Plaintiff makes much of the fact that he initially represented himself in this matter. He requests that the Court recognize his good-faith lay efforts to complete service under Rule 4 and grant him additional time to complete service. See Olsen v. Mapes, 333 F.3d 1199, 1205 (10th Cir. 2003) (noting that pro se litigants should be afforded leniency regarding Rule 4's service requirements). However, for the first two and a half years of this litigation the Court was extraordinarily lenient regarding Plaintiff's own attempts to effectuate service of process. The Court gave Plaintiff two extensions and a step-by-step tutorial on Rule 4's service requirements. Moreover, after the Third Circuit reinstated Plaintiff's Complaint, the Court granted Plaintiff's request for the appointment of counsel, and, notwithstanding counsel's seeming failure to timely pursue Plaintiff's case, the Court dismissed its 2010 notice of call for dismissal and Plaintiff was able to meet with his attorney regarding the case. However, even with those accommodations, Plaintiff still failed to complete service on Dr. Silver pursuant to Rule 4(i)(3). Under these circumstances, the Court, in its discretion, determines that Plaintiff is not entitled to any additional extensions of time. If Rule 4's service requirements are to have any meaningful effect on litigants' expectations and behavior, there must be some end to their lenient application. At some point, the Court cannot offer any more exceptions or extensions. After more than six years of failing to serve Dr. Silver pursuant to Rule 4(i)(3), Plaintiff has reached that point.

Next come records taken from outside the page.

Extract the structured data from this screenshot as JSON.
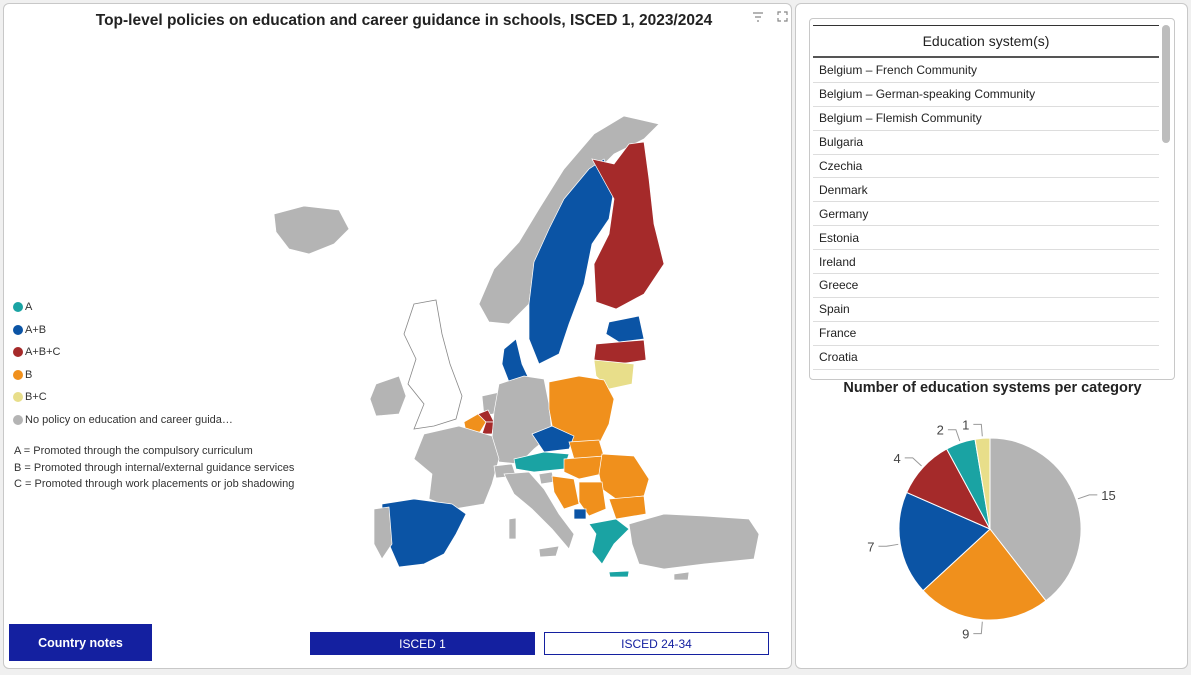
{
  "map": {
    "title": "Top-level policies on education and career guidance in schools, ISCED 1, 2023/2024",
    "toolbar_icons": [
      "filter-icon",
      "expand-icon"
    ],
    "legend": [
      {
        "label": "A",
        "color": "#1aa3a3"
      },
      {
        "label": "A+B",
        "color": "#0b54a5"
      },
      {
        "label": "A+B+C",
        "color": "#a52a2a"
      },
      {
        "label": "B",
        "color": "#f0901c"
      },
      {
        "label": "B+C",
        "color": "#e8de8a"
      },
      {
        "label": "No policy on education and career guida…",
        "color": "#b4b4b4"
      }
    ],
    "notes": [
      "A = Promoted through the compulsory curriculum",
      "B = Promoted through internal/external guidance services",
      "C = Promoted through work placements or job shadowing"
    ],
    "country_notes_button": "Country notes",
    "level_buttons": [
      "ISCED 1",
      "ISCED 24-34"
    ],
    "active_level": "ISCED 1"
  },
  "table": {
    "header": "Education system(s)",
    "rows": [
      "Belgium – French Community",
      "Belgium – German-speaking Community",
      "Belgium – Flemish Community",
      "Bulgaria",
      "Czechia",
      "Denmark",
      "Germany",
      "Estonia",
      "Ireland",
      "Greece",
      "Spain",
      "France",
      "Croatia"
    ]
  },
  "chart_data": {
    "type": "pie",
    "title": "Number of education systems per category",
    "slices": [
      {
        "category": "No policy on education and career guidance",
        "value": 15,
        "color": "#b4b4b4"
      },
      {
        "category": "B",
        "value": 9,
        "color": "#f0901c"
      },
      {
        "category": "A+B",
        "value": 7,
        "color": "#0b54a5"
      },
      {
        "category": "A+B+C",
        "value": 4,
        "color": "#a52a2a"
      },
      {
        "category": "A",
        "value": 2,
        "color": "#1aa3a3"
      },
      {
        "category": "B+C",
        "value": 1,
        "color": "#e8de8a"
      }
    ],
    "start_angle_deg": 0,
    "direction": "clockwise"
  }
}
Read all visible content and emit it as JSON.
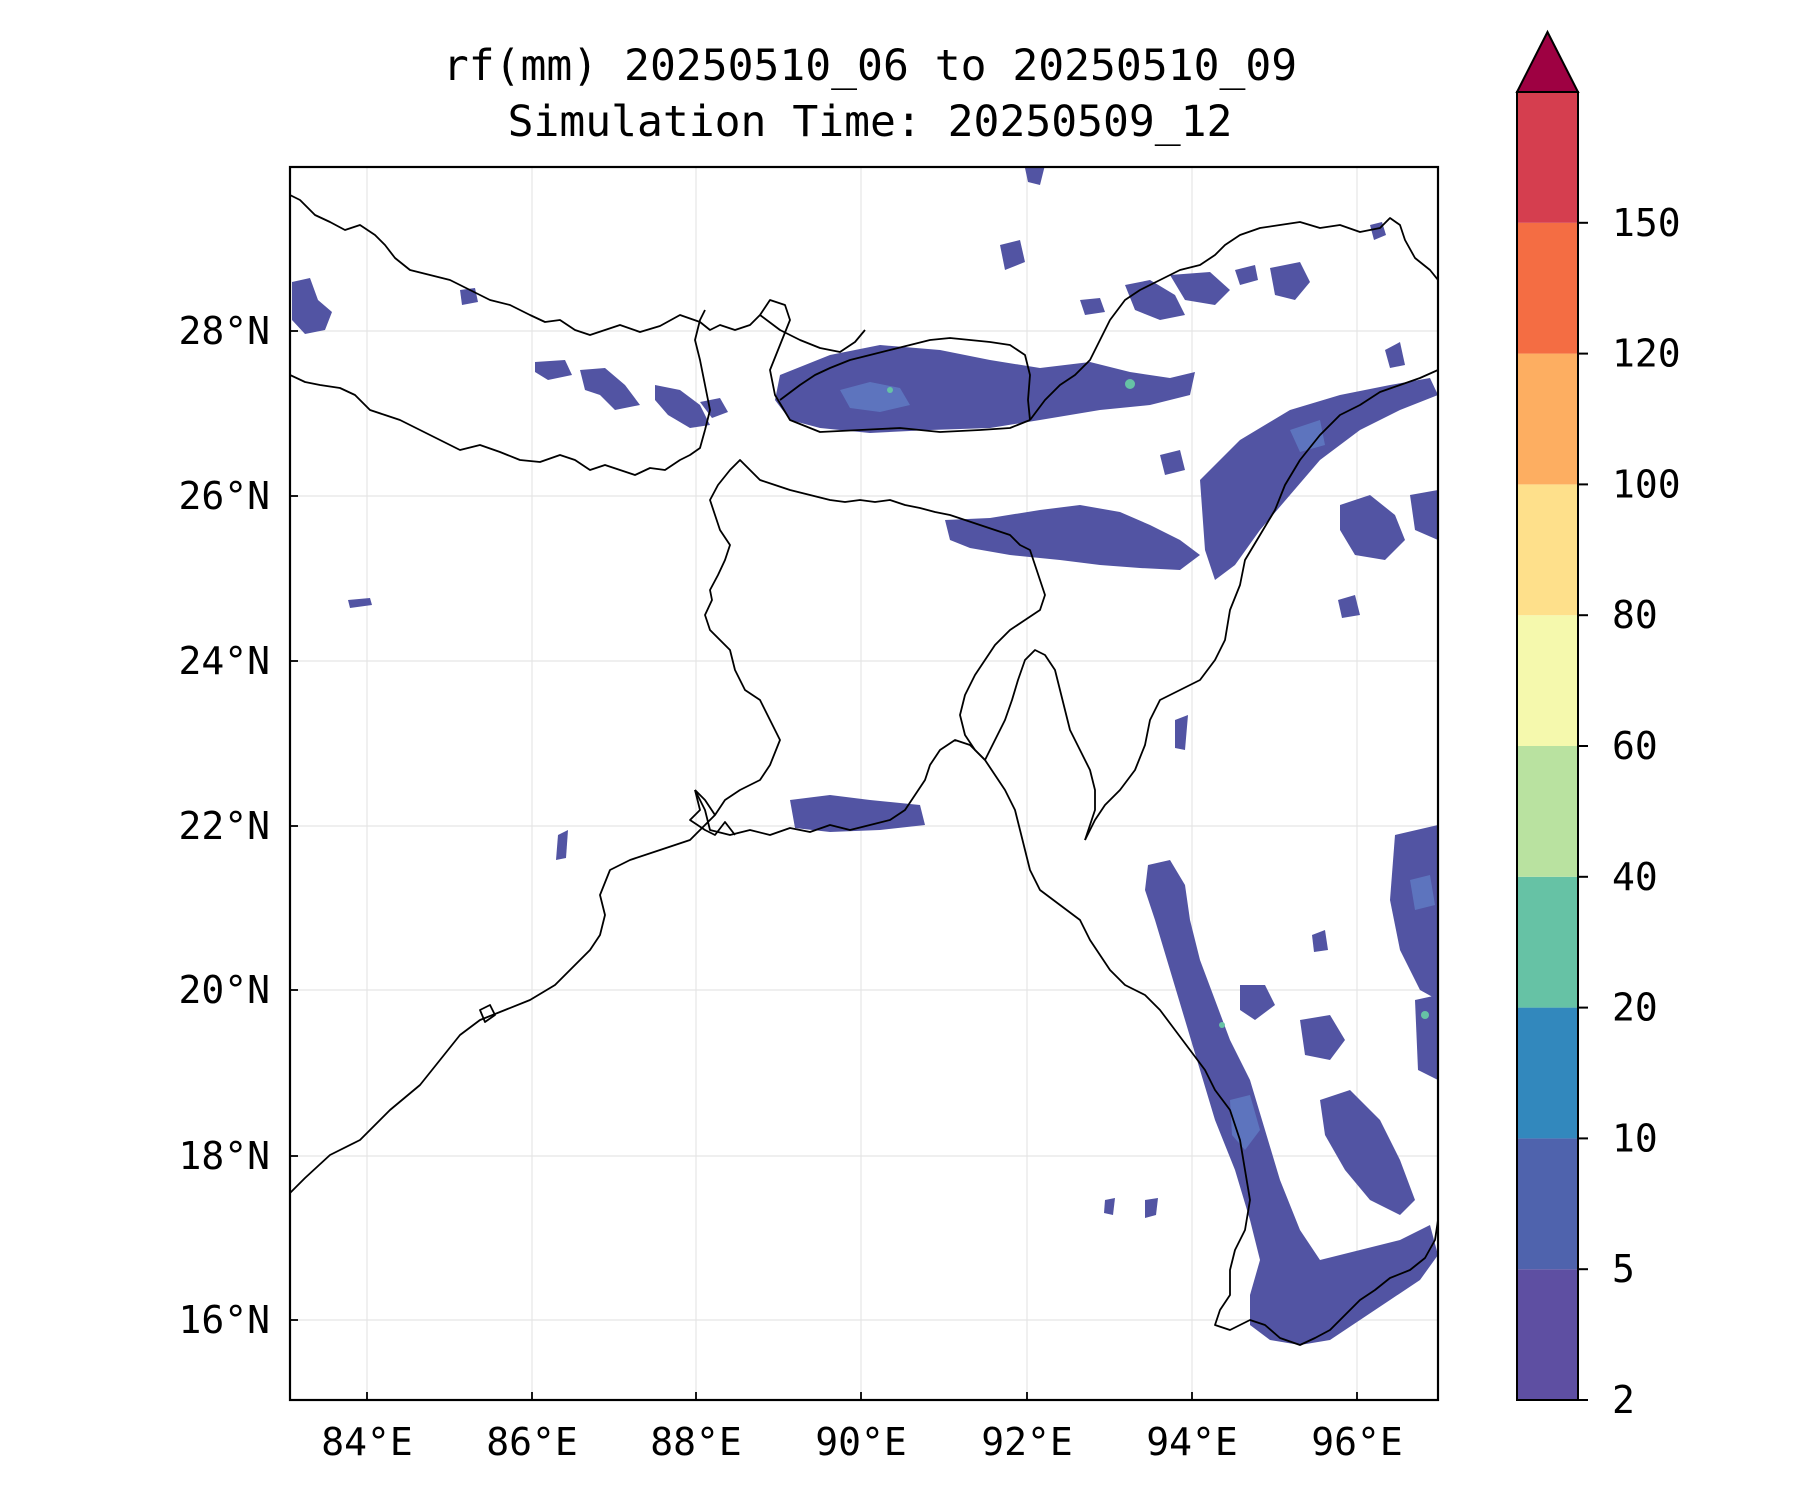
{
  "title": {
    "line1": "rf(mm) 20250510_06 to 20250510_09",
    "line2": "Simulation Time: 20250509_12"
  },
  "map": {
    "lon_range": [
      83.1,
      96.9
    ],
    "lat_range": [
      15.1,
      29.9
    ],
    "x_ticks": [
      "84°E",
      "86°E",
      "88°E",
      "90°E",
      "92°E",
      "94°E",
      "96°E"
    ],
    "y_ticks": [
      "28°N",
      "26°N",
      "24°N",
      "22°N",
      "20°N",
      "18°N",
      "16°N"
    ],
    "grid": true,
    "rain_color": "#5254a3",
    "light_patch_color": "#5e78c1",
    "peak_color": "#66c2a5"
  },
  "colorbar": {
    "levels": [
      "2",
      "5",
      "10",
      "20",
      "40",
      "60",
      "80",
      "100",
      "120",
      "150"
    ],
    "colors": [
      "#5e4fa2",
      "#4f63ad",
      "#3288bd",
      "#66c2a5",
      "#b9e2a0",
      "#f5f9ad",
      "#fee08b",
      "#fdae61",
      "#f46d43",
      "#d53e4f"
    ],
    "extend_color": "#9e0142"
  }
}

Finally, the Court is mindful that the statute of limitations may bar Plaintiff from refiling his claims against Dr. Silver. Although that factor usually weighs in favor of extending the service period, the Court finds that the opposite is true under the circumstances of this case. Statutes of limitations are intended to encourage "rapid resolution of disputes, repose for defendants, and avoidance of litigation involving lost or distorted evidence." Romero v. Allstate Corp., 404 F.3d 212, 222 (3d Cir. 2005). Thus, "[t]he principal reason for statutes of limitations is to provide notice to defendants." Dixon Ticonderoga Co. v. Estate of O'Connor, 248 F.3d 151 (3d Cir. 2001). Dr. Silver has certified that he first learned about Plaintiff's claims against him when Plaintiff finally served him in July 2010, more than six years after Plaintiff filed his Complaint and more than nine years after Plaintiff's alleged injury. Dr. Silver is correct that it would be unfair to allow Plaintiff such an extraordinary extension of time to complete service because such an extension of Rule 4's service requirements would effectively result in a six year tolling of the statute of limitations. *fn12 In light of the regular two-year statute of limitations applicable to Plaintiff's claims, it would be unfair to require Dr. Silver to defend such an old claim by granting Plaintiff another extension of time to serve. See Brown v. Camden Cnty. Counsel, No. 10-1098, 2010 U.S. App. LEXIS 9826, at *10 (3d Cir. May 13, 2010) (holding that the statute of limitations for a Bivens claim brought in New Jersey is two years).
For the foregoing reasons, Dr. Silver's motion to dismiss is GRANTED . An appropriate order shall enter today.